All’avvio ufficiale di Google Cloud Next 2019 a Londra il colosso americano del digitale rassicura le aziende europee: la nuvola di Big G è pienamente allineata con la normativa dell’Unione europea sulla privacy e la protezione dei dati.

In Europa i servizi cloud che arrivano dagli Stati Uniti sono motivo di preoccupazione per i rischi sulla “sovranità digitale dei dati: la Germania è arrivata a lanciare una piattaforma cloud con tecnologie tedesche chiamata Gaia X, mentre in Italia, un analogo cloud nazionale è stato proposto dal presidente della commissione Trasporti e Tlc della Camera, il leghista Alessandro Morelli.

A queste sfide e in concomitanza con l’apertura dell’evento Uk sul cloud, Google risponde tramite il blog post di Chris Ciauri, Vice president Emea di Google Cloud, ribadendo l’impegno a fianco delle imprese europee nel pieno rispetto dei parametri di sicurezza e privacy.

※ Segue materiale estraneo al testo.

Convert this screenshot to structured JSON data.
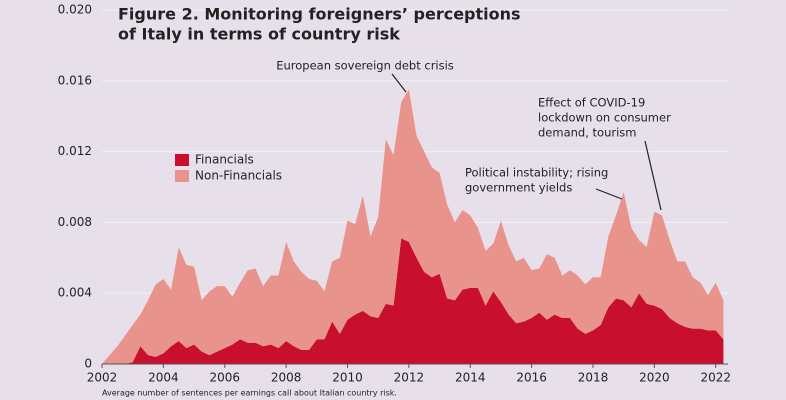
{
  "chart_data": {
    "type": "stacked_area",
    "title": [
      "Figure 2. Monitoring foreigners’ perceptions",
      "of Italy in terms of country risk"
    ],
    "footnote": "Average number of sentences per earnings call about Italian country risk.",
    "annotations": [
      {
        "lines": [
          "European sovereign debt crisis"
        ]
      },
      {
        "lines": [
          "Political instability; rising",
          "government yields"
        ]
      },
      {
        "lines": [
          "Effect of COVID-19",
          "lockdown on consumer",
          "demand, tourism"
        ]
      }
    ],
    "x": [
      2002,
      2002.25,
      2002.5,
      2002.75,
      2003,
      2003.25,
      2003.5,
      2003.75,
      2004,
      2004.25,
      2004.5,
      2004.75,
      2005,
      2005.25,
      2005.5,
      2005.75,
      2006,
      2006.25,
      2006.5,
      2006.75,
      2007,
      2007.25,
      2007.5,
      2007.75,
      2008,
      2008.25,
      2008.5,
      2008.75,
      2009,
      2009.25,
      2009.5,
      2009.75,
      2010,
      2010.25,
      2010.5,
      2010.75,
      2011,
      2011.25,
      2011.5,
      2011.75,
      2012,
      2012.25,
      2012.5,
      2012.75,
      2013,
      2013.25,
      2013.5,
      2013.75,
      2014,
      2014.25,
      2014.5,
      2014.75,
      2015,
      2015.25,
      2015.5,
      2015.75,
      2016,
      2016.25,
      2016.5,
      2016.75,
      2017,
      2017.25,
      2017.5,
      2017.75,
      2018,
      2018.25,
      2018.5,
      2018.75,
      2019,
      2019.25,
      2019.5,
      2019.75,
      2020,
      2020.25,
      2020.5,
      2020.75,
      2021,
      2021.25,
      2021.5,
      2021.75,
      2022,
      2022.25
    ],
    "series": [
      {
        "name": "Financials",
        "color": "#c8102e",
        "values": [
          0,
          0,
          0,
          0,
          0.0001,
          0.001,
          0.0005,
          0.0004,
          0.0006,
          0.001,
          0.0013,
          0.0009,
          0.0011,
          0.0007,
          0.0005,
          0.0007,
          0.0009,
          0.0011,
          0.0014,
          0.0012,
          0.0012,
          0.001,
          0.0011,
          0.0009,
          0.0013,
          0.001,
          0.0008,
          0.0008,
          0.0014,
          0.0014,
          0.0024,
          0.0017,
          0.0025,
          0.0028,
          0.003,
          0.0027,
          0.0026,
          0.0034,
          0.0033,
          0.0071,
          0.0069,
          0.006,
          0.0052,
          0.0049,
          0.0051,
          0.0037,
          0.0036,
          0.0042,
          0.0043,
          0.0043,
          0.0033,
          0.0041,
          0.0035,
          0.0028,
          0.0023,
          0.0024,
          0.0026,
          0.0029,
          0.0025,
          0.0028,
          0.0026,
          0.0026,
          0.002,
          0.0017,
          0.0019,
          0.0022,
          0.0032,
          0.0037,
          0.0036,
          0.0032,
          0.004,
          0.0034,
          0.0033,
          0.0031,
          0.0026,
          0.0023,
          0.0021,
          0.002,
          0.002,
          0.0019,
          0.0019,
          0.0014
        ]
      },
      {
        "name": "Non-Financials",
        "color": "#e8948c",
        "values": [
          0,
          0.0005,
          0.001,
          0.0016,
          0.0021,
          0.0018,
          0.0031,
          0.0041,
          0.0042,
          0.0032,
          0.0053,
          0.0047,
          0.0044,
          0.0029,
          0.0036,
          0.0037,
          0.0035,
          0.0027,
          0.0032,
          0.0041,
          0.0042,
          0.0034,
          0.0039,
          0.0041,
          0.0056,
          0.0048,
          0.0044,
          0.004,
          0.0033,
          0.0027,
          0.0034,
          0.0043,
          0.0056,
          0.0051,
          0.0065,
          0.0045,
          0.0057,
          0.0093,
          0.0085,
          0.0077,
          0.0086,
          0.0069,
          0.0068,
          0.0062,
          0.0057,
          0.0053,
          0.0044,
          0.0045,
          0.0041,
          0.0034,
          0.0031,
          0.0027,
          0.0046,
          0.0039,
          0.0035,
          0.0036,
          0.0027,
          0.0025,
          0.0037,
          0.0032,
          0.0024,
          0.0027,
          0.003,
          0.0028,
          0.003,
          0.0027,
          0.004,
          0.0047,
          0.0061,
          0.0045,
          0.003,
          0.0032,
          0.0053,
          0.0053,
          0.0044,
          0.0035,
          0.0037,
          0.0029,
          0.0026,
          0.002,
          0.0027,
          0.0022
        ]
      }
    ],
    "xlim": [
      2002,
      2022.4
    ],
    "xticks": [
      2002,
      2004,
      2006,
      2008,
      2010,
      2012,
      2014,
      2016,
      2018,
      2020,
      2022
    ],
    "ylim": [
      0,
      0.02
    ],
    "yticks": [
      0,
      0.004,
      0.008,
      0.012,
      0.016,
      {
        "value": 0.02,
        "label": "0.020"
      }
    ],
    "grid": true,
    "legend": "upper left"
  }
}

Ciauri ha anche annunciato nuove funzionalità che permettono ai clienti di Google Cloud di rafforzare la cifratura e la tutela dei loro dati.

“L’ambizione dell’Europa per una transizione digitale di successo è qualcosa che abbiamo sempre cercato di supportare e abilitare. Il nostro cloud è progettato per rispondere appieno ai severi requisiti in materia di sicurezza dei dati e privacy delle organizzazioni europee”, scrive Ciauri. “Dove risiedono i dati, chi ha accesso ai dati dei clienti e le protezioni di privacy e sicurezza dei dati dei clienti sono aspetti fondamentali della nostra offerta”.